2 thoughts on “Exit His Excellency

  1. Caroline Cormier's avatarCaroline Cormier

    “Coyne is a true loyalist who did his level best (within the bounds of his ideological worldview) to stabilize the Diocese and perhaps even restore some of its former glory.

    He came to Burlington from the Archdiocese of Boston, where he occupied the thankless role of spokesperson during the dismal days of that precinct’s child sex abuse scandal.”

    Walters, are you apologizing for Coyne and justifying his unconscionable actions that led the continued traumatization of the Burlington Diocese victims of physical, and sexual and emotional child abuse and toxic fear?

    No wonder the survivors of St. Joseph’s have been jerked around by the state and citizens of Vermont for the last 35 years since publicly coming forward.

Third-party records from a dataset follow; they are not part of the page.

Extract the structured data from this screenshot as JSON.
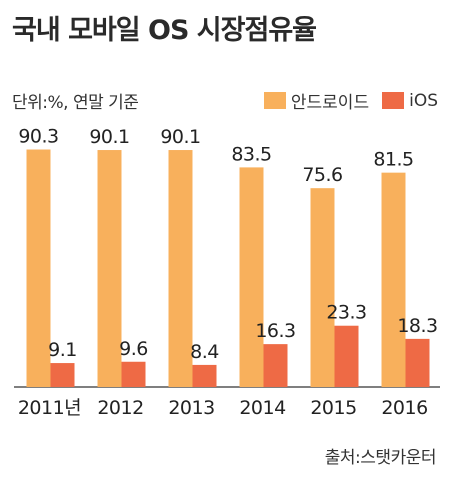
{
  "header": {
    "title": "국내 모바일 OS 시장점유율"
  },
  "meta": {
    "unit_note": "단위:%, 연말 기준",
    "source": "출처:스탯카운터"
  },
  "colors": {
    "android": "#F8B05C",
    "ios": "#EE6A45",
    "axis": "#555555",
    "text": "#222222"
  },
  "chart_data": {
    "type": "bar",
    "title": "국내 모바일 OS 시장점유율",
    "categories": [
      "2011년",
      "2012",
      "2013",
      "2014",
      "2015",
      "2016"
    ],
    "series": [
      {
        "name": "안드로이드",
        "values": [
          90.3,
          90.1,
          90.1,
          83.5,
          75.6,
          81.5
        ],
        "labels": [
          "90.3",
          "90.1",
          "90.1",
          "83.5",
          "75.6",
          "81.5"
        ]
      },
      {
        "name": "iOS",
        "values": [
          9.1,
          9.6,
          8.4,
          16.3,
          23.3,
          18.3
        ],
        "labels": [
          "9.1",
          "9.6",
          "8.4",
          "16.3",
          "23.3",
          "18.3"
        ]
      }
    ],
    "ylim": [
      0,
      100
    ],
    "grid": false,
    "legend": "top-right"
  }
}
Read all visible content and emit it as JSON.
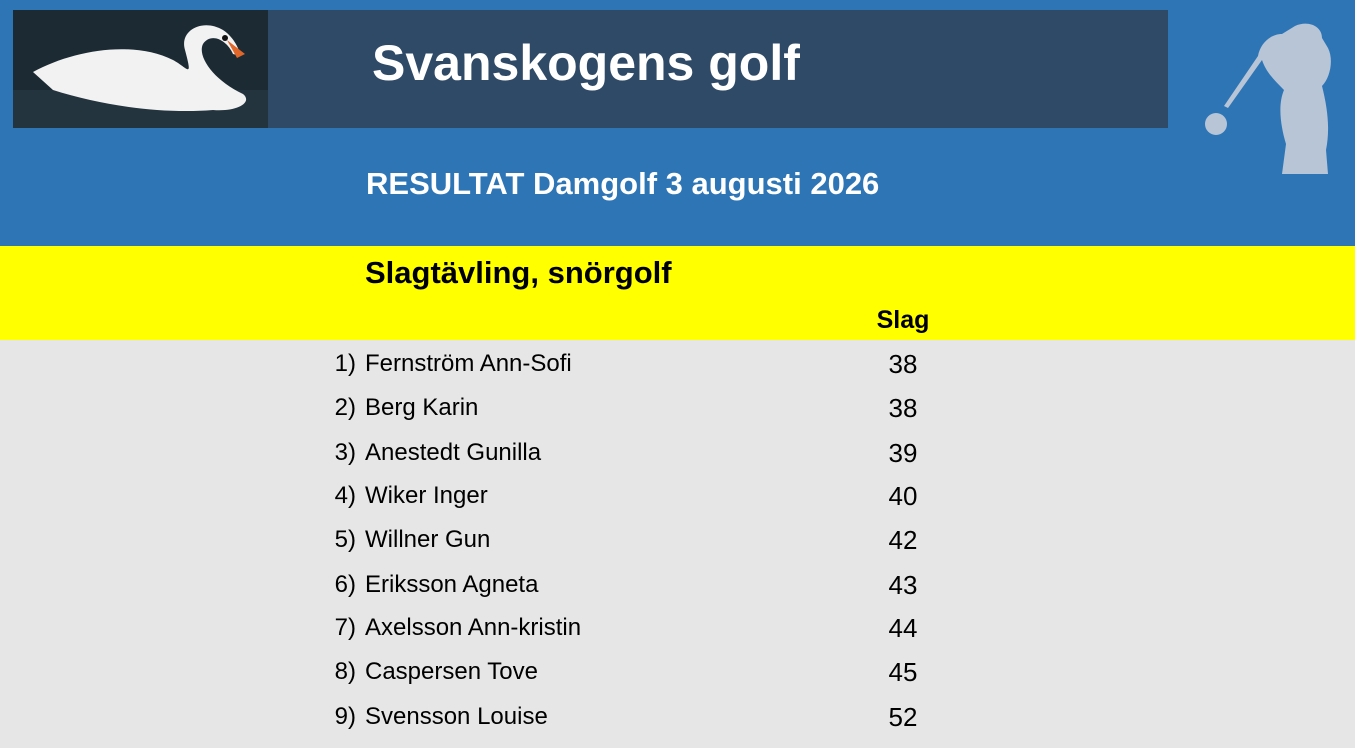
{
  "header": {
    "title": "Svanskogens golf",
    "subtitle": "RESULTAT Damgolf 3 augusti 2026"
  },
  "section": {
    "title": "Slagtävling, snörgolf"
  },
  "table": {
    "column_header": "Slag",
    "rows": [
      [
        "1)",
        "Fernström Ann-Sofi",
        38
      ],
      [
        "2)",
        "Berg Karin",
        38
      ],
      [
        "3)",
        "Anestedt Gunilla",
        39
      ],
      [
        "4)",
        "Wiker Inger",
        40
      ],
      [
        "5)",
        "Willner Gun",
        42
      ],
      [
        "6)",
        "Eriksson Agneta",
        43
      ],
      [
        "7)",
        "Axelsson Ann-kristin",
        44
      ],
      [
        "8)",
        "Caspersen Tove",
        45
      ],
      [
        "9)",
        "Svensson Louise",
        52
      ]
    ]
  }
}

    Child abuse requires silence to continue, and so it will continue in Vermont.

    That which was perpetrated in Burlington by the Catholic Church is now being perpetrated in Westminster, Vermont by the state of Vermont and its culpable citizens who themselves were the abusers and willfully silent and enabling witnesses over decades.

    According to court records, there remains a lawsuit filed against Kurn Hattin Homes for Children in Windham County Superior Court by a single survivor of Kurn Hattin, and the first to come forward publicly, who was not willing to participate in the school’s so-called “independent investigation” that has now proven to have been a “Whitewash” (as allegedly stated by an attorney representing the largest group of victims) and led to only more silence and secrecy over child abuse in Vermont and the oldest privately funded residential school in New England.

    Kurn Hattin has recently settled with approximately 60 (10 percent will not receive reparation – only re-traumatization – as they are not covered by contemporary insurance policies) of the survivors engaged in a direct settlement negotiation with the residential school. The settlement reveals (as stated by one of the victims represented by attorneys in the out-of-court settlement negotiation) that Kurn Hattin will admit no wrongdoing in exchange for financial reparations for the survivors of abuse.

    So once again, Kurn Hattin wins and maintains their 130-year silence and culture of secrecy. Apparently, their so-called independent investigation, for which Kurn Hattin retained two Burlington Vermont law firms, (not including their VT defense attorney and their NY PR law firm) may also not be made public despite their claim to do so after stating their intent to “determine the truth.” Why does the so-called “Truth” require so many millions of private donations intended for the care of marginalized children to be spent on defense attorneys?

    Those victims of the perpetrators of abuse, those survivors are said to be required to sign nondisclosure agreements in order to receive their financial reparations. There is a name for that: the Weinstein Effect. NDA’s perpetrate silence and fear surrounding disclosure of abuse, and so the cycle of abuse and complicit and culpable silence only continues in.

    Truth and transparency once again fall to the wayside in Vermont — along with its most vulnerable children. Kurn Hattin continues to receive financial awards and accolades from local nonprofits, businesses, enabling Vermont media shills, and has recently been given an unconscionable free pass by the Vermont Agency of Education from Vermont DCF documented instances of child abuse after its administration pleaded poverty to the state in order to avoid a decision on their certification as an approved residential school in Vermont.

    What they did not reveal to the state is that the privately negotiated financial settlements are being paid for by contemporary insurances companies from over the decades during which the many child victims were allegedly brutalized at the school and not by Kurn Hattin itself.